Before I moved to Aruba I assumed all the donkeys lived in the Donkey Sanctuary Aruba. Indeed many donkeys do live there, but some still roam the island, along with the traveling herds of goats and an occasional vicious pack of wild dogs. I have had so many encounters with animals in just a short span of six weeks. Animals are just part of daily life here. I don’t even flinch anymore when a lizard darts between the bottles of shampoo and conditioner while I’m showering. I calmly step on the brakes to watch a peep of chickens waddle in front of my car to cross the road on my morning commute to work. My favorite animals are the goats. I always abruptly pull off the side of the road to try to snap a photo. It’s pointless though to try and capture that kind of experience inside a frame. It is one of those things you just have to be here to see, like so many other things I love about living in Aruba. Besides the goats quickly disappear into the desert brush to graze on all the trash that blows about. Other encounters aren’t so easy to spot. Rather, you have to look closely to find some of the camouflaged creatures because they blend in with the landscape. Iguanas hide out in the tall green grass and bop their head up and down when you walk nearby. One magical evening, I was lucky enough to see a moonlit silhouette of donkey ears: a drove of dozens of donkey ears juxtaposed amidst hundreds of cacti. It was truly a magical site.
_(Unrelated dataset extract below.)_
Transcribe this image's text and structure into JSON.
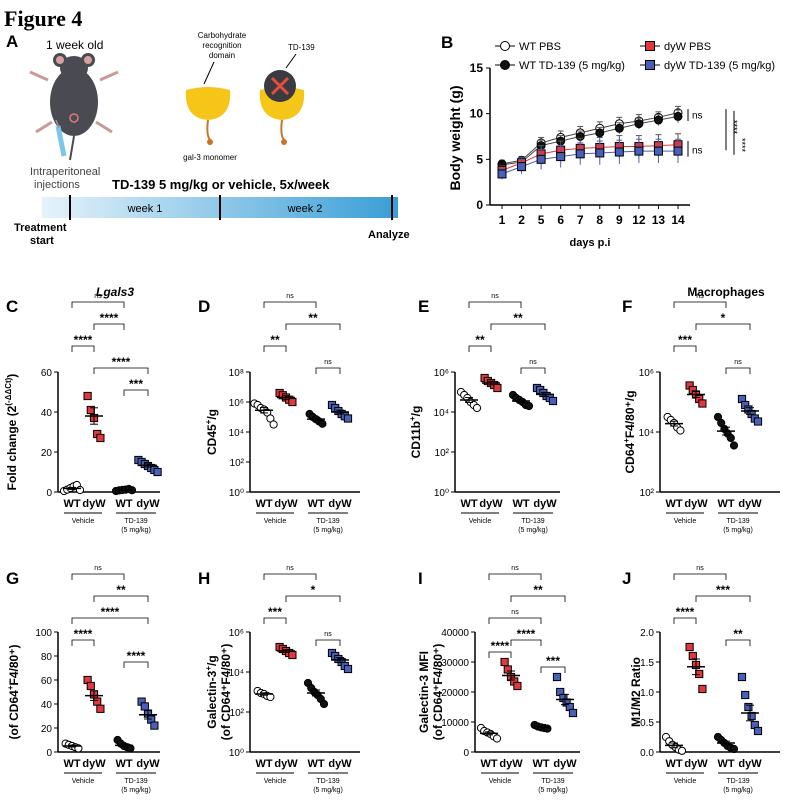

Most animals travel in groups and I am as fascinated with the odd names for these groups as I am the actual animals. You do find some solitary types as well, mostly reptiles and dogs. One Friday a baby boa constrictor was found dangling from a pipe outside of my classroom. The next Friday another was found slithering across the playground. Apparently, boas have invaded the island. Once upon a time, some twenty years ago, boas didn’t live here in Aruba. The first one was found in 1999; people say someone carelessly released pet snakes. Whatever happened, the boa quickly multiplied and easily adapted to the scrubby, desert terrain, spreading out all across the island by hitching rides under car hoods. Along with the solitary snakes, most dogs haughtily zigzag their way down the roads and in-between buildings. They fascinate me with their individual morning habits and routines; they are so oddly similar to us as when it comes to predictable behavior. Every morning I see the same dog asleep at 6:45 on the side of Route 4, just before the Valero gas station. There is another odd breed with Yoda ears that is always standing, attentive and alert, at the corner on Caya G. F. Betico Croes, nearby the roundabout before Banco di Caribe.

I love all animals, which is why I agreed to volunteer at the Donkey Sanctuary Aruba. Training starts Saturday.